Não durmo em qualquer lugar. Não durmo em pé nem sentada nem inclinada nem nos aviões nem nos comboios nem no cinema. Durmo bem no chão, se puder esticar-me e pousar a cabeça numa superfície macia, como um casaco. Mas não durmo no chão de um lugar no qual me sinta insegura.
Dentro do carro, escutando o piar das aves nocturnas, o ruído dos insectos e bichos que vagueavam ordenadamente pela escuridão, o rumor das águas de um ribeiro próximo, a brisa tocando os ramos das árvores do bosque, sentindo a humidade da noite, podia dizer-me relativamente segura. Tinha-me sido atribuído o melhor lugar do automóvel, o banco de trás, mas o problema consistia em saber onde colocar as pernas. Sou grande demais. Sobra sempre uma parte de mim que não sei onde arrumar. Nunca caibo. O que fazer de mim, e comigo?

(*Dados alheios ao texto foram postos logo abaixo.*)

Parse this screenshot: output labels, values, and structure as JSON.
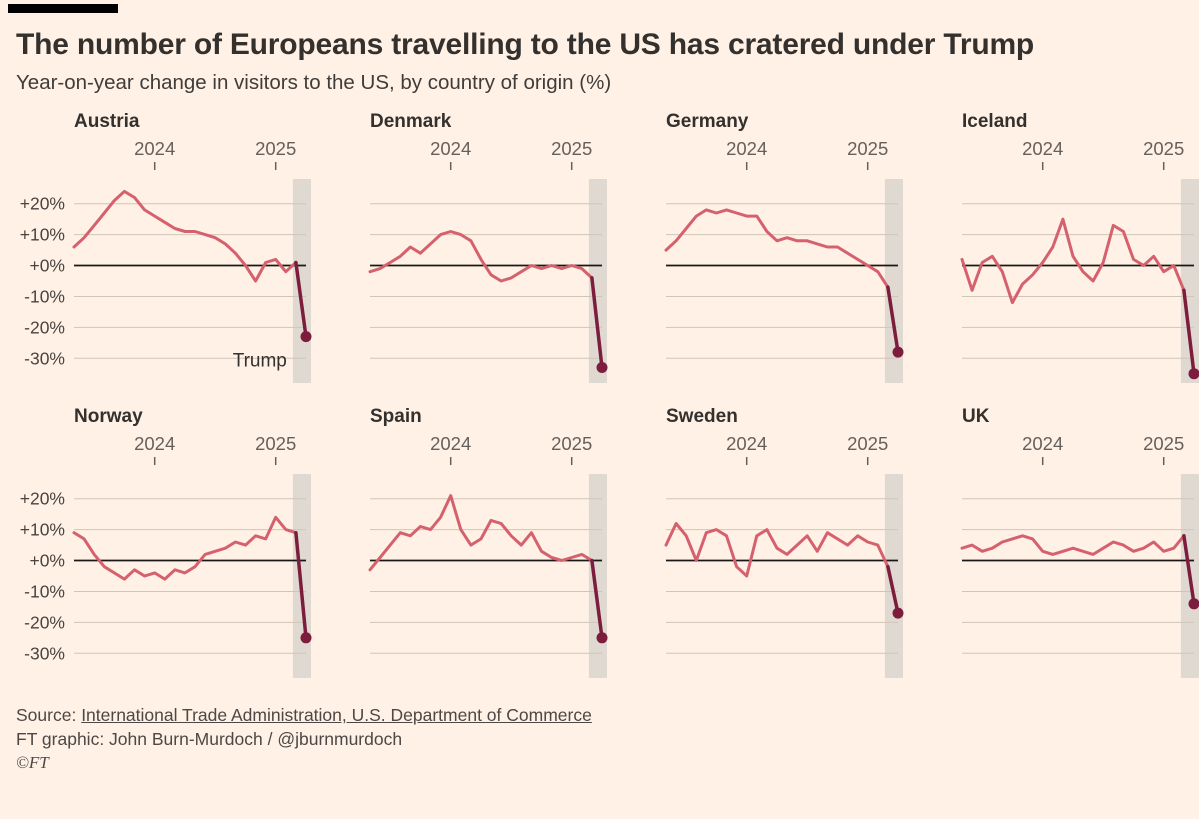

Passámos uma noite em grande desconforto. S. dormiu. Ouvia-lhe a respiração pesada, à frente, e pensava que queria ser igual. Queria adormecer sentada no banco do pendura com o encosto ligeiramente inclinado. Queria ser uma pessoa fácil, diferente, outra. Queria não ter medo, não duvidar, não prever.
Deitei-me de lado e entreguei-me ao meu ofício nocturno mais frequente: pensar. De manhã haveríamos de comer qualquer coisa, o que houvesse, tomar um banho quente, sacudir a cabeça e depois partiríamos em direcção aos mosteiros da Bucovina. Ia correr tudo bem. Era só preciso sobreviver ao frio dessa noite.